Ie. the execution batching would be for same-priority groups of SCHED_OTHER
tasks.

> This all makes cond_resched() (and might_resched()) pointless, and
> they can just go away.

Yep.

> Then the question becomes whether we'd want to introduce a *new* concept,
> which is a "if you are going to schedule, do it now rather than later,
> because I'm taking a lock, and while it's a preemptible lock, I'd rather
> not sleep while holding this resource".

Something close to this concept is naturally available on PREEMPT_RT
kernels, which only use a single central lock primitive (rt_mutex), but it
would have be added explicitly for regular kernels.

We could do the following intermediate step:

- Remove all the random cond_resched() points such as might_sleep()
- Turn all explicit cond_resched() points into 'ideal point to reschedule'.

- Maybe even rename it from cond_resched() to resched_point(), to signal
the somewhat different role.

While cond_resched() and resched_point() are not 100% matches, they are
close enough, as most existing cond_resched() points were added to places
that cause the least amount of disruption with held resources.

But I think it would be better to add resched_point() as a new API, and add
it to places where there's a performance benefit.
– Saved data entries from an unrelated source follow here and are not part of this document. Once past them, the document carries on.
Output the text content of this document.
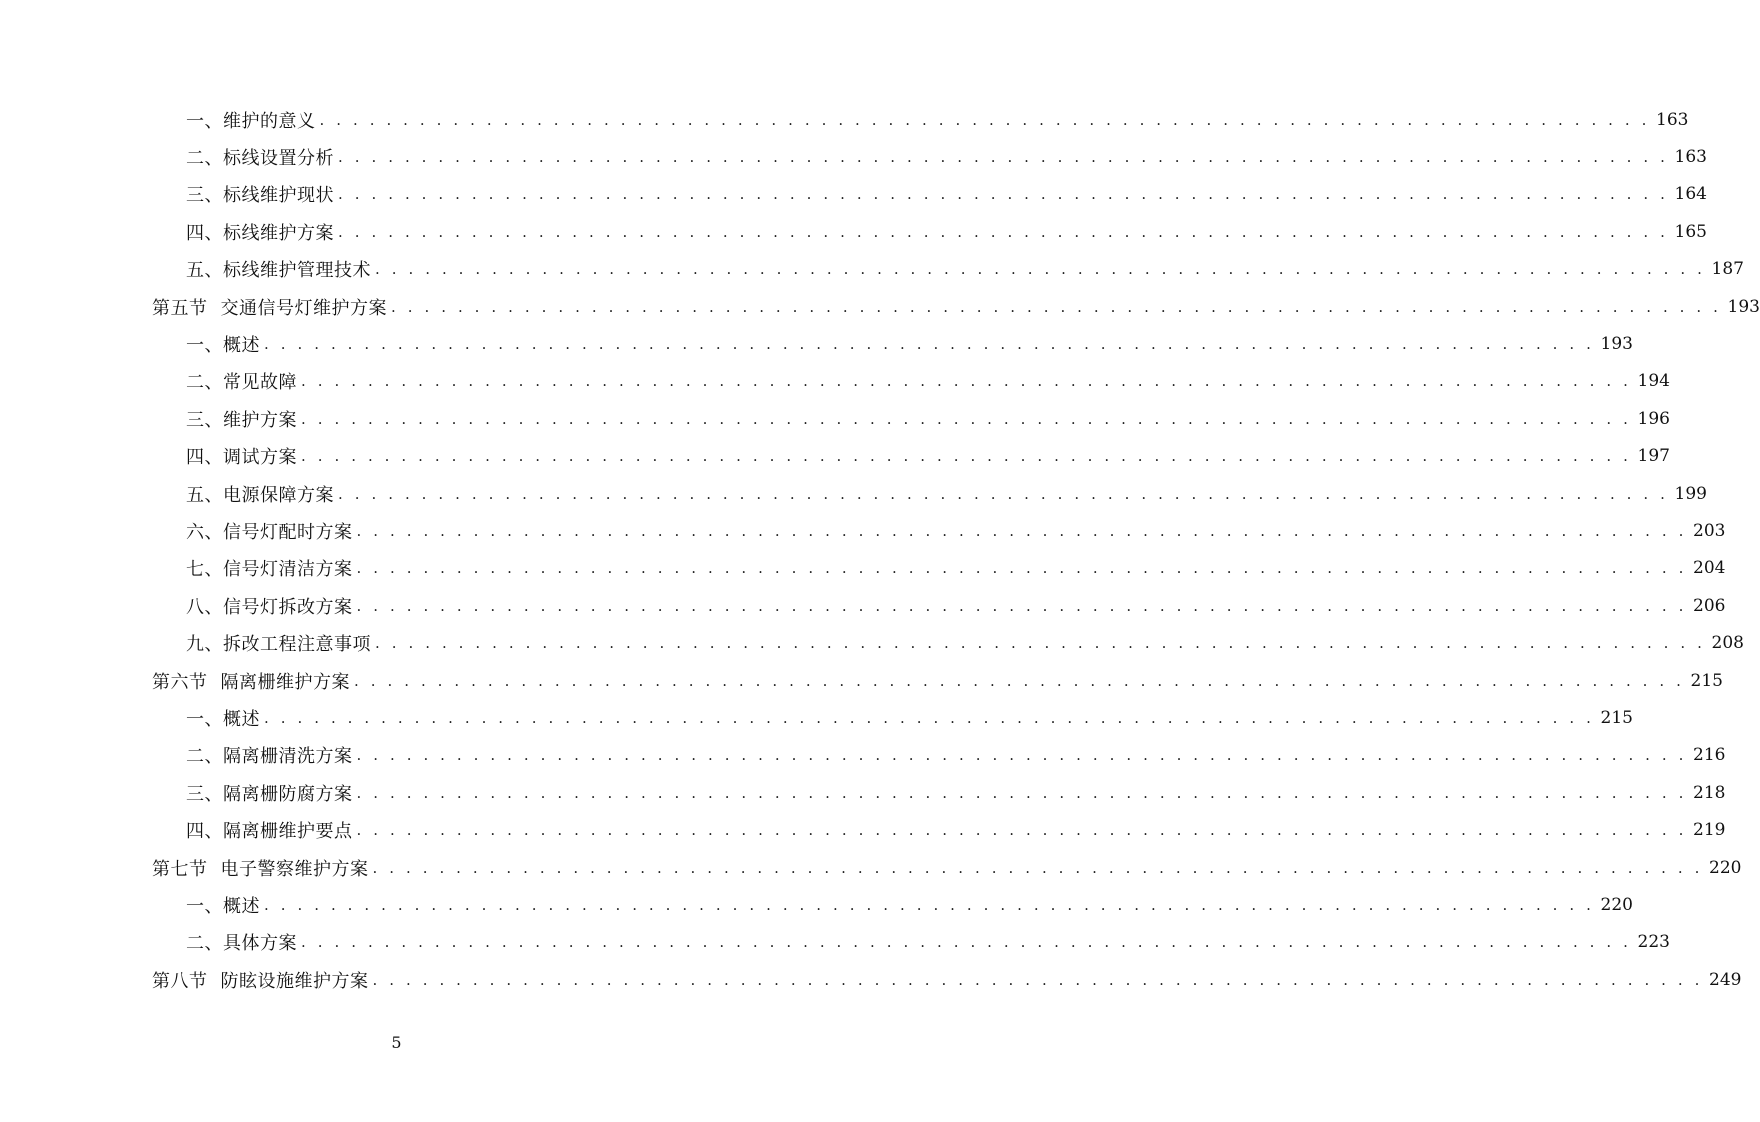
一、维护的意义 . . . . . . . . . . . . . . . . . . . . . . . . . . . . . . . . . . . . . . . . . . . . . . . . . . . . . . . . . . . . . . . . . . . . . . . . . . . . . . . . 163
二、标线设置分析 . . . . . . . . . . . . . . . . . . . . . . . . . . . . . . . . . . . . . . . . . . . . . . . . . . . . . . . . . . . . . . . . . . . . . . . . . . . . . . . . 163
三、标线维护现状 . . . . . . . . . . . . . . . . . . . . . . . . . . . . . . . . . . . . . . . . . . . . . . . . . . . . . . . . . . . . . . . . . . . . . . . . . . . . . . . . 164
四、标线维护方案 . . . . . . . . . . . . . . . . . . . . . . . . . . . . . . . . . . . . . . . . . . . . . . . . . . . . . . . . . . . . . . . . . . . . . . . . . . . . . . . . 165
五、标线维护管理技术 . . . . . . . . . . . . . . . . . . . . . . . . . . . . . . . . . . . . . . . . . . . . . . . . . . . . . . . . . . . . . . . . . . . . . . . . . . . . . . . . 187
第五节 交通信号灯维护方案 . . . . . . . . . . . . . . . . . . . . . . . . . . . . . . . . . . . . . . . . . . . . . . . . . . . . . . . . . . . . . . . . . . . . . . . . . . . . . . . . 193
一、概述 . . . . . . . . . . . . . . . . . . . . . . . . . . . . . . . . . . . . . . . . . . . . . . . . . . . . . . . . . . . . . . . . . . . . . . . . . . . . . . . . 193
二、常见故障 . . . . . . . . . . . . . . . . . . . . . . . . . . . . . . . . . . . . . . . . . . . . . . . . . . . . . . . . . . . . . . . . . . . . . . . . . . . . . . . . 194
三、维护方案 . . . . . . . . . . . . . . . . . . . . . . . . . . . . . . . . . . . . . . . . . . . . . . . . . . . . . . . . . . . . . . . . . . . . . . . . . . . . . . . . 196
四、调试方案 . . . . . . . . . . . . . . . . . . . . . . . . . . . . . . . . . . . . . . . . . . . . . . . . . . . . . . . . . . . . . . . . . . . . . . . . . . . . . . . . 197
五、电源保障方案 . . . . . . . . . . . . . . . . . . . . . . . . . . . . . . . . . . . . . . . . . . . . . . . . . . . . . . . . . . . . . . . . . . . . . . . . . . . . . . . . 199
六、信号灯配时方案 . . . . . . . . . . . . . . . . . . . . . . . . . . . . . . . . . . . . . . . . . . . . . . . . . . . . . . . . . . . . . . . . . . . . . . . . . . . . . . . . 203
七、信号灯清洁方案 . . . . . . . . . . . . . . . . . . . . . . . . . . . . . . . . . . . . . . . . . . . . . . . . . . . . . . . . . . . . . . . . . . . . . . . . . . . . . . . . 204
八、信号灯拆改方案 . . . . . . . . . . . . . . . . . . . . . . . . . . . . . . . . . . . . . . . . . . . . . . . . . . . . . . . . . . . . . . . . . . . . . . . . . . . . . . . . 206
九、拆改工程注意事项 . . . . . . . . . . . . . . . . . . . . . . . . . . . . . . . . . . . . . . . . . . . . . . . . . . . . . . . . . . . . . . . . . . . . . . . . . . . . . . . . 208
第六节 隔离栅维护方案 . . . . . . . . . . . . . . . . . . . . . . . . . . . . . . . . . . . . . . . . . . . . . . . . . . . . . . . . . . . . . . . . . . . . . . . . . . . . . . . . 215
一、概述 . . . . . . . . . . . . . . . . . . . . . . . . . . . . . . . . . . . . . . . . . . . . . . . . . . . . . . . . . . . . . . . . . . . . . . . . . . . . . . . . 215
二、隔离栅清洗方案 . . . . . . . . . . . . . . . . . . . . . . . . . . . . . . . . . . . . . . . . . . . . . . . . . . . . . . . . . . . . . . . . . . . . . . . . . . . . . . . . 216
三、隔离栅防腐方案 . . . . . . . . . . . . . . . . . . . . . . . . . . . . . . . . . . . . . . . . . . . . . . . . . . . . . . . . . . . . . . . . . . . . . . . . . . . . . . . . 218
四、隔离栅维护要点 . . . . . . . . . . . . . . . . . . . . . . . . . . . . . . . . . . . . . . . . . . . . . . . . . . . . . . . . . . . . . . . . . . . . . . . . . . . . . . . . 219
第七节 电子警察维护方案 . . . . . . . . . . . . . . . . . . . . . . . . . . . . . . . . . . . . . . . . . . . . . . . . . . . . . . . . . . . . . . . . . . . . . . . . . . . . . . . . 220
一、概述 . . . . . . . . . . . . . . . . . . . . . . . . . . . . . . . . . . . . . . . . . . . . . . . . . . . . . . . . . . . . . . . . . . . . . . . . . . . . . . . . 220
二、具体方案 . . . . . . . . . . . . . . . . . . . . . . . . . . . . . . . . . . . . . . . . . . . . . . . . . . . . . . . . . . . . . . . . . . . . . . . . . . . . . . . . 223
第八节 防眩设施维护方案 . . . . . . . . . . . . . . . . . . . . . . . . . . . . . . . . . . . . . . . . . . . . . . . . . . . . . . . . . . . . . . . . . . . . . . . . . . . . . . . . 249
5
Clean slate,
documentation, and all that.

> I suspect we want to avoid that for now, on the assumption that it's
> hopefully not a problem in practice (the recently addressed problem with
> might_sleep() was that it actively *moved* the scheduling point to a bad
> place, not that scheduling could happen there, so instead of optimizing
> scheduling, it actively pessimized it). But I thought I'd mention it.
>
> Anyway, I'm definitely not opposed. We'd get rid of a config option that
> is presumably not very widely used, and we'd simplify a lot of issues,
> and get rid of all these badly defined "cond_preempt()" things.

I think we can get rid of *all* the preemption model Kconfig knobs, except
PREEMPT_RT. :-)

Thanks,

Ingo